LiveTrack 3.0 can also be seen in the seasons. Autumn storms, scorching summer heat, and icy conditions in the winter will affect the experience more than before. Because the game was presented in wintry conditions, the ice track was one of the bigger talking points of the presentation. At this point in time the ice feels much too slippery when compared to the real thing, however, according to the team these are the kinds of things that are being looked at and will be taken care of during what's left of the development process. Otherwise, even at this early stage, the weather effects looked quite good. On top of that, the tires really did behave differently when either wet, dry or hot. When it comes to the tire modelling, traces of rubber from the tires will stay on the track as they would in real life, affecting the driving line. Visually, the changing of the seasons is a sight to see, as the studio has put up a lot of work into making the scenery vivid and colourful. Whether you're driving in autumn, winter, summer or spring, visually there is no mistaking the time of year.
Project CARS 2 puts lot of emphasis on the VR side of the game, too. Virtual reality is also going to play a big role in the esports part of the proposition, which was something else they talked about during the event. According to the team, the goal is to create the most realistic virtual motorsports experience as is possible. When racing while wearing the VR goggles the action is intense, and at times it felt very close to the real thing. When combined with a decent racing chair with force feedback, the experience starts to feel very authentic.
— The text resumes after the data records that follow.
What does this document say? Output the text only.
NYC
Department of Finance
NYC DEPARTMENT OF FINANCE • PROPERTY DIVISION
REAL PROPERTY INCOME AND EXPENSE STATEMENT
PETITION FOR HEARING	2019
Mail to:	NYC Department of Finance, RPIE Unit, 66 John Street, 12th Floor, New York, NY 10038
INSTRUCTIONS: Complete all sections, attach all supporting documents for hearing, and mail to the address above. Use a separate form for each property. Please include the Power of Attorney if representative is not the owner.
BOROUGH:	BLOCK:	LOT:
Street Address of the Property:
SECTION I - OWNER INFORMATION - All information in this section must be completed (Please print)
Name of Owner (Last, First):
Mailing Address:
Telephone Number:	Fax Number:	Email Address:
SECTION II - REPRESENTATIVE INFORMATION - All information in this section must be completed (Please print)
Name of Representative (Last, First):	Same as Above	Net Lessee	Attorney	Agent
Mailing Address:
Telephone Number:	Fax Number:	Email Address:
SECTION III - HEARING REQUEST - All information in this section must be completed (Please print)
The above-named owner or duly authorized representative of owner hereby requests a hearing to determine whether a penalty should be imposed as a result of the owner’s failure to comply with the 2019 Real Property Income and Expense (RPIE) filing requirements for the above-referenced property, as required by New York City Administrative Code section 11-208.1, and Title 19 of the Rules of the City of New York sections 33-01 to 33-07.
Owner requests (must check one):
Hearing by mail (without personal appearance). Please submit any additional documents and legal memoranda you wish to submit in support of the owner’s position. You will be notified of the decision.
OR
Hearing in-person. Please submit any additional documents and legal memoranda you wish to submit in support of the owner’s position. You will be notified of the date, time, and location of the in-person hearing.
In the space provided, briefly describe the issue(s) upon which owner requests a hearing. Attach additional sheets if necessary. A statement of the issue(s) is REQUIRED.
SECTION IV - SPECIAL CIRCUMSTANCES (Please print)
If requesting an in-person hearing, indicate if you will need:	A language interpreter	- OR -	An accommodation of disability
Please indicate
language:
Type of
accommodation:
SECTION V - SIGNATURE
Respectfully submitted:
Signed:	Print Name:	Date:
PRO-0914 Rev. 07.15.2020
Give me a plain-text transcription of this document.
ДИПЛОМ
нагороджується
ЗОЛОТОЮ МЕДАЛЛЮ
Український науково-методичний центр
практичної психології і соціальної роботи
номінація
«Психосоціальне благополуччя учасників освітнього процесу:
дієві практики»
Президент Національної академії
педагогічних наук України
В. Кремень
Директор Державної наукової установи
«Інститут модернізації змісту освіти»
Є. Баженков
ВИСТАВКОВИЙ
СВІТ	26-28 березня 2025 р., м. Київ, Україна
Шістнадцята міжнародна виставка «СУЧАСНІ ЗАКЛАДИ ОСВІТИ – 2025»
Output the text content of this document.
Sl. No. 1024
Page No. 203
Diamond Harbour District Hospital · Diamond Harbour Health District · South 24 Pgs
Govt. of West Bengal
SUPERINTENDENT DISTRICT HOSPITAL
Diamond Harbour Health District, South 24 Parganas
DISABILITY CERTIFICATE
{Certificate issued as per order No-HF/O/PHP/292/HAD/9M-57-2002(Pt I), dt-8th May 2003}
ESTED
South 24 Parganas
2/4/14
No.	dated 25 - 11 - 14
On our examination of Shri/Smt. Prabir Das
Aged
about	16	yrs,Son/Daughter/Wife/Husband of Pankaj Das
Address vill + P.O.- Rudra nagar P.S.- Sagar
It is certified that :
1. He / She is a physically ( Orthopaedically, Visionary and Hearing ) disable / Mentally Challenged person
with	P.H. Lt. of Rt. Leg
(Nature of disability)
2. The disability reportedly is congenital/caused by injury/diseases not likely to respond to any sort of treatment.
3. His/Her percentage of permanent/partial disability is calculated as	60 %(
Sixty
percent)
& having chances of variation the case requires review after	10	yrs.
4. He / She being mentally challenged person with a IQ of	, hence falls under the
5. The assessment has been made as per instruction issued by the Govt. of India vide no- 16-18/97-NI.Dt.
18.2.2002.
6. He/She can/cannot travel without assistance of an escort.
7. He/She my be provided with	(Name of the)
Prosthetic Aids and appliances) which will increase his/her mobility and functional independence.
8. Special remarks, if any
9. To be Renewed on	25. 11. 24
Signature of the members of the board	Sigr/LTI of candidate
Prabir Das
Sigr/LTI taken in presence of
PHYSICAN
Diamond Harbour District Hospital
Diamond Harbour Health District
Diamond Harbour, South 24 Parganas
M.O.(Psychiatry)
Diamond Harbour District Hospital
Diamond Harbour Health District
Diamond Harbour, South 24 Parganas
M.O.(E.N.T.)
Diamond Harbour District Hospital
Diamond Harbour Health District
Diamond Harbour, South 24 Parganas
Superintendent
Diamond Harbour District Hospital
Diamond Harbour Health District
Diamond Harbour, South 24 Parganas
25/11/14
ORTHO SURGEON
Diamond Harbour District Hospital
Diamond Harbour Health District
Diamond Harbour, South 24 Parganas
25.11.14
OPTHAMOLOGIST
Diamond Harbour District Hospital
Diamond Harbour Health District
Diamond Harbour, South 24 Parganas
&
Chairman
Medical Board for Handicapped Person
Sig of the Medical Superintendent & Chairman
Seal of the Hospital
If, however, one wishes to take the competition a little less seriously, you can set up your own private races. Each player is also given a digital Project CARS 2 driver's license, which changes colours according to the player's skill. Theoretically, those with the highest level license are qualified for esports racing. It seems like a neat touch that adds a competitive edge to the races, even when you're outside the leagues. This also should help pick out drivers who only crash into other players from those, who want to race fair and square.
When it comes to the single-player component, Slightly Mad's Andy Tudor and Stephen Viljoen took the opportunity afforded to them by the event to emphasise the freedom of choice. Even though different objectives and achievements do exist, there are no unlockable cars or tracks. Everything that the game has to offer is there for the taking right off the bat, and it's up to the player to choose which car they want to drive at any given moment. Because of this the gamepad controls (which were criticised in the previous game) have been modified quite a bit. Based on what we tried, they're on the right track (pardon the pun). The aim is to provide for every type of racing enthusiast, without sacrificing realism.
Even streamers are being catered for. Project CARS 2 gives players a free hand to direct and broadcast races. Everyone can be their own sports director and broadcast the footage they want to. Direct Twitch integration is of course on board too. The devs are promising a formidable number of accessible cars and tracks, with official licenses from car manufacturers to be revealed in due course.
After a little over an hour of playing time with the racer, on both a controller and in VR, and after sliding through various weather types, we were having quite a good time with Slightly Mad's sequel. Even though the game is not ready yet, from what we've seen thus far, Project CARS 2 is shaping up to be yet another very good racing simulation.